CAPTAIN CUTTLE'S NOTES.
I have a serious complaint to make. Last week my notes were all spoiled and in my copy of the "Star" at any rate, nobody could read them. My poor sketch (Quite right, Captain; poor enough. Ed.) of "the bewildered chicken" was all blurred and daubed and dabbled, and it looked just like a lot of rocks. I was so proud of that sketch, and it was just so much genius wasted.
I showed it to my landlady, and the good old soul looked at it five minutes through her best spectacles, and then she looked at me, and she said "Is it a ship?"
Then I got disgusted, and went out. I really do believe that artist chap on the staff deliberately spoiled that sketch; I heard of him boasting in Bate's the other night that he would take old Cuttle down a peg.
But will he ? Brace up Hezekiah, brace up and shiver his timbers my lad.
CAPTAIN CUTTLE'S NOTES continued
I am very sorry that a strike has taken place at the West Cumberland Works, and about 500 men have been thrown idle. It seems to me that 25 per cent. reduction was a very heavy demand to make upon the men's wages, and I don't wonder at them striking.
I don't believe in strikes, they could almost always be avoided by a little care, but certainly if I was a steel worker, and it was proposed to cut my wages down from 20s. a week to 15s. at one clap, I should not be very anxious to submit to the reduction. And it strikes me very forcibly that these big reductions are generally levelled at those who can least afford reductions of wages.
Speaking for myself, I can say that I have heard a lot in my time about men's wages being reduced at this works or that, but I never heard much about officials and managers being pulled down.
I wish somebody would pull the "Star" office down, (Whatever does the rascal mean ? Ed.) I do indeed, and also everyone of the cottages and houses below it, right to Vulcan's Lane. Talk about a park or pleasure grounds in the middle of Workington ! Why, there you are !
Pull down all that row, put a wall and palisading along the street ten feet back, throw the gardens behind all those houses into one big garden, and you have a good compact little park, easy of access from all parts of the town, and a thing of beauty and a joy for ever !
CAPTAIN CUTTLE proposes it be done, and it can't be done too soon.

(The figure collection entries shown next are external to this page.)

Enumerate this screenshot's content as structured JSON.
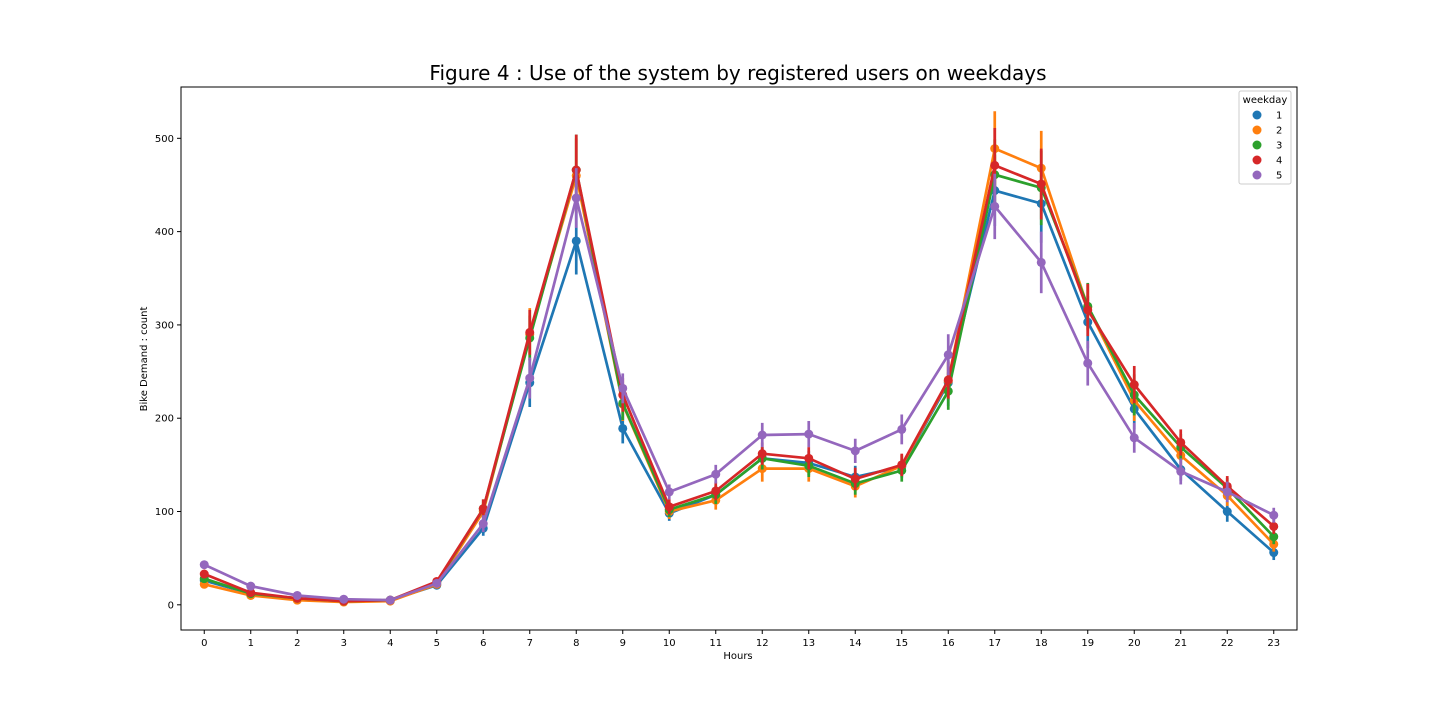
{
  "chart_data": {
    "type": "line",
    "title": "Figure 4 : Use of the system by registered users on weekdays",
    "xlabel": "Hours",
    "ylabel": "Bike Demand : count",
    "categories": [
      "0",
      "1",
      "2",
      "3",
      "4",
      "5",
      "6",
      "7",
      "8",
      "9",
      "10",
      "11",
      "12",
      "13",
      "14",
      "15",
      "16",
      "17",
      "18",
      "19",
      "20",
      "21",
      "22",
      "23"
    ],
    "ylim": [
      -27,
      555
    ],
    "yticks": [
      0,
      100,
      200,
      300,
      400,
      500
    ],
    "grid": false,
    "legend": {
      "title": "weekday",
      "placement": "top-right"
    },
    "series": [
      {
        "name": "1",
        "color": "#1f77b4",
        "values": [
          26,
          12,
          7,
          4,
          5,
          21,
          82,
          238,
          390,
          189,
          98,
          118,
          157,
          152,
          137,
          148,
          238,
          444,
          430,
          303,
          210,
          145,
          100,
          56
        ],
        "ci": [
          3,
          2,
          1,
          1,
          1,
          2,
          8,
          26,
          36,
          16,
          8,
          9,
          12,
          13,
          12,
          12,
          25,
          38,
          42,
          28,
          22,
          12,
          11,
          8
        ]
      },
      {
        "name": "2",
        "color": "#ff7f0e",
        "values": [
          22,
          10,
          5,
          3,
          4,
          22,
          100,
          290,
          460,
          215,
          100,
          112,
          146,
          146,
          127,
          149,
          240,
          489,
          468,
          319,
          219,
          160,
          117,
          65
        ],
        "ci": [
          3,
          2,
          1,
          1,
          1,
          2,
          10,
          28,
          40,
          18,
          8,
          10,
          14,
          14,
          12,
          12,
          20,
          40,
          40,
          25,
          22,
          14,
          11,
          8
        ]
      },
      {
        "name": "3",
        "color": "#2ca02c",
        "values": [
          28,
          12,
          7,
          4,
          5,
          24,
          103,
          286,
          466,
          216,
          102,
          118,
          157,
          149,
          130,
          144,
          229,
          461,
          447,
          320,
          225,
          169,
          125,
          73
        ],
        "ci": [
          3,
          2,
          1,
          1,
          1,
          2,
          10,
          24,
          38,
          18,
          8,
          10,
          12,
          12,
          12,
          12,
          20,
          38,
          40,
          25,
          22,
          14,
          11,
          8
        ]
      },
      {
        "name": "4",
        "color": "#d62728",
        "values": [
          33,
          13,
          7,
          4,
          5,
          25,
          103,
          292,
          466,
          225,
          105,
          122,
          162,
          157,
          135,
          150,
          241,
          471,
          451,
          316,
          236,
          174,
          127,
          84
        ],
        "ci": [
          3,
          2,
          1,
          1,
          1,
          2,
          10,
          24,
          38,
          18,
          8,
          10,
          12,
          12,
          12,
          12,
          20,
          40,
          38,
          28,
          20,
          14,
          11,
          8
        ]
      },
      {
        "name": "5",
        "color": "#9467bd",
        "values": [
          43,
          20,
          10,
          6,
          5,
          23,
          87,
          243,
          436,
          232,
          121,
          140,
          182,
          183,
          165,
          188,
          268,
          427,
          367,
          259,
          179,
          143,
          121,
          96
        ],
        "ci": [
          3,
          2,
          1,
          1,
          1,
          2,
          9,
          22,
          32,
          16,
          8,
          10,
          13,
          14,
          13,
          16,
          22,
          35,
          33,
          24,
          16,
          14,
          11,
          8
        ]
      }
    ]
  }
}
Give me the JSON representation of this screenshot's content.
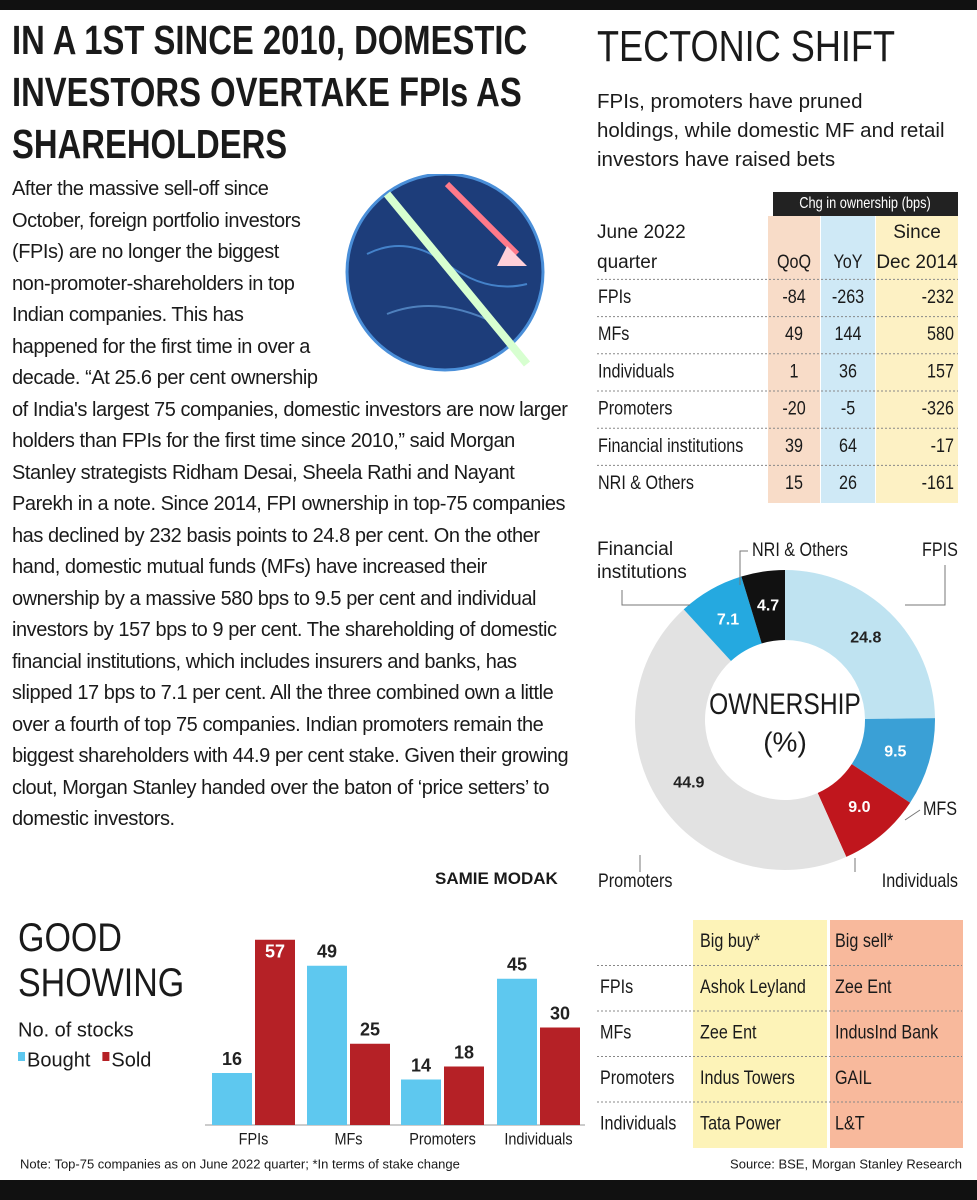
{
  "headline": "IN A 1ST SINCE 2010, DOMESTIC INVESTORS OVERTAKE FPIs AS SHAREHOLDERS",
  "article": {
    "body": "After the massive sell-off since October, foreign portfolio investors (FPIs) are no longer the biggest non-promoter-shareholders in top Indian companies. This has happened for the first time in over a decade. “At 25.6 per cent ownership of India's largest 75 companies, domestic investors are now larger holders than FPIs for the first time since 2010,” said Morgan Stanley strategists Ridham Desai, Sheela Rathi and Nayant Parekh in a note. Since 2014, FPI ownership in top-75 companies has declined by 232 basis points to 24.8 per cent. On the other hand, domestic mutual funds (MFs) have increased their ownership by a massive 580 bps to 9.5 per cent and individual investors by 157 bps to 9 per cent. The shareholding of domestic financial institutions, which includes insurers and banks, has slipped 17 bps to 7.1 per cent. All the three combined own a little over a fourth of top 75 companies. Indian promoters remain the biggest shareholders with 44.9 per cent stake. Given their growing clout, Morgan Stanley handed over the baton of ‘price setters’ to domestic investors.",
    "byline": "SAMIE MODAK"
  },
  "tectonic_shift": {
    "title": "TECTONIC SHIFT",
    "subtitle": "FPIs, promoters have pruned holdings, while domestic MF and retail investors have raised bets",
    "table": {
      "group_header": "Chg in ownership (bps)",
      "row_header": "June 2022 quarter",
      "columns": [
        "QoQ",
        "YoY",
        "Since Dec 2014"
      ],
      "rows": [
        [
          "FPIs",
          -84,
          -263,
          -232
        ],
        [
          "MFs",
          49,
          144,
          580
        ],
        [
          "Individuals",
          1,
          36,
          157
        ],
        [
          "Promoters",
          -20,
          -5,
          -326
        ],
        [
          "Financial institutions",
          39,
          64,
          -17
        ],
        [
          "NRI & Others",
          15,
          26,
          -161
        ]
      ]
    }
  },
  "chart_data": [
    {
      "type": "pie",
      "title": "OWNERSHIP",
      "unit": "(%)",
      "categories": [
        "FPIS",
        "MFS",
        "Individuals",
        "Promoters",
        "Financial institutions",
        "NRI & Others"
      ],
      "values": [
        24.8,
        9.5,
        9.0,
        44.9,
        7.1,
        4.7
      ],
      "value_labels": [
        "24.8",
        "9.5",
        "9.0",
        "44.9",
        "7.1",
        "4.7"
      ],
      "colors": [
        "#bfe3f1",
        "#3aa0d6",
        "#c0161d",
        "#e2e2e2",
        "#25a9e0",
        "#111111"
      ]
    },
    {
      "type": "bar",
      "title": "GOOD SHOWING",
      "subtitle": "No. of stocks",
      "categories": [
        "FPIs",
        "MFs",
        "Promoters",
        "Individuals"
      ],
      "series": [
        {
          "name": "Bought",
          "color": "#5ec8ef",
          "values": [
            16,
            49,
            14,
            45
          ]
        },
        {
          "name": "Sold",
          "color": "#b52126",
          "values": [
            57,
            25,
            18,
            30
          ]
        }
      ]
    }
  ],
  "big_moves": {
    "columns": [
      "Big buy*",
      "Big sell*"
    ],
    "rows": [
      [
        "FPIs",
        "Ashok Leyland",
        "Zee Ent"
      ],
      [
        "MFs",
        "Zee Ent",
        "IndusInd Bank"
      ],
      [
        "Promoters",
        "Indus Towers",
        "GAIL"
      ],
      [
        "Individuals",
        "Tata Power",
        "L&T"
      ]
    ]
  },
  "note": "Note: Top-75 companies as on June 2022 quarter; *In terms of stake change",
  "source": "Source: BSE, Morgan Stanley Research"
}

As the Local Board actually owns several of the old houses, it seems the very thing.
Look what an improvement it would be !
Why Finkle Street would be like Prince's Street, Edinburgh, in no time !
CAPTAIN CUTTLE'S NOTES continued.
Can anybody tell me how many lies are supposed to be a shillings-worth in West Cumberland ? Because I observe that at Maryport Police Court, a man names JAMES GILMOUR paid six shillings as he alleged, for lies told.
He accused another man named AARON WEDGEWOOD of having "told six shillings worth of lies," and he paid the money apparently satisfied.
The case reminds me of an old uncle of mine who once went to a theatre to see "The Forty Thieves," He was rather short-sighted, so thought he would have a seat pretty well forward, so asked for a front ticket. The ticket seller handed him a ticket and demanded 3s.
The old fellow paid the money, took a long look at the man, then gave him the ticket back, and said, "I don't want to see the other 39,) and set off home.
I hear that on a friend meeting another in Station Road one day this week, the following colloquy ensued:
First friend: "I want to ask you a conundrum, as I know you are good at guessing them."
Other friend: "Well, what is it?"
First friend: "When is the Parish Church to be rebuilt?"
Other friend: "Well, there you have me completely; I really must give that up."
First friend: "So have the other parishioners of Workington."
It is whispered that a flag-staff has been recently erected in Washington Street, adjoining the Local Board Offices. When the joyful news - or otherwise - is received as to the arrival of the Charter of Incorporation of Workington, a Union Jack will be suspended from the pole.
When the flag-staff was being erected, lots of people thought it was for a barber's shop. One witty fellow, whilst going into the rate office to pay some money to either MR. DICKINSON or MR. FAWCETT, pointed to the flagstaff, and said he was going to be shaved, - of his money.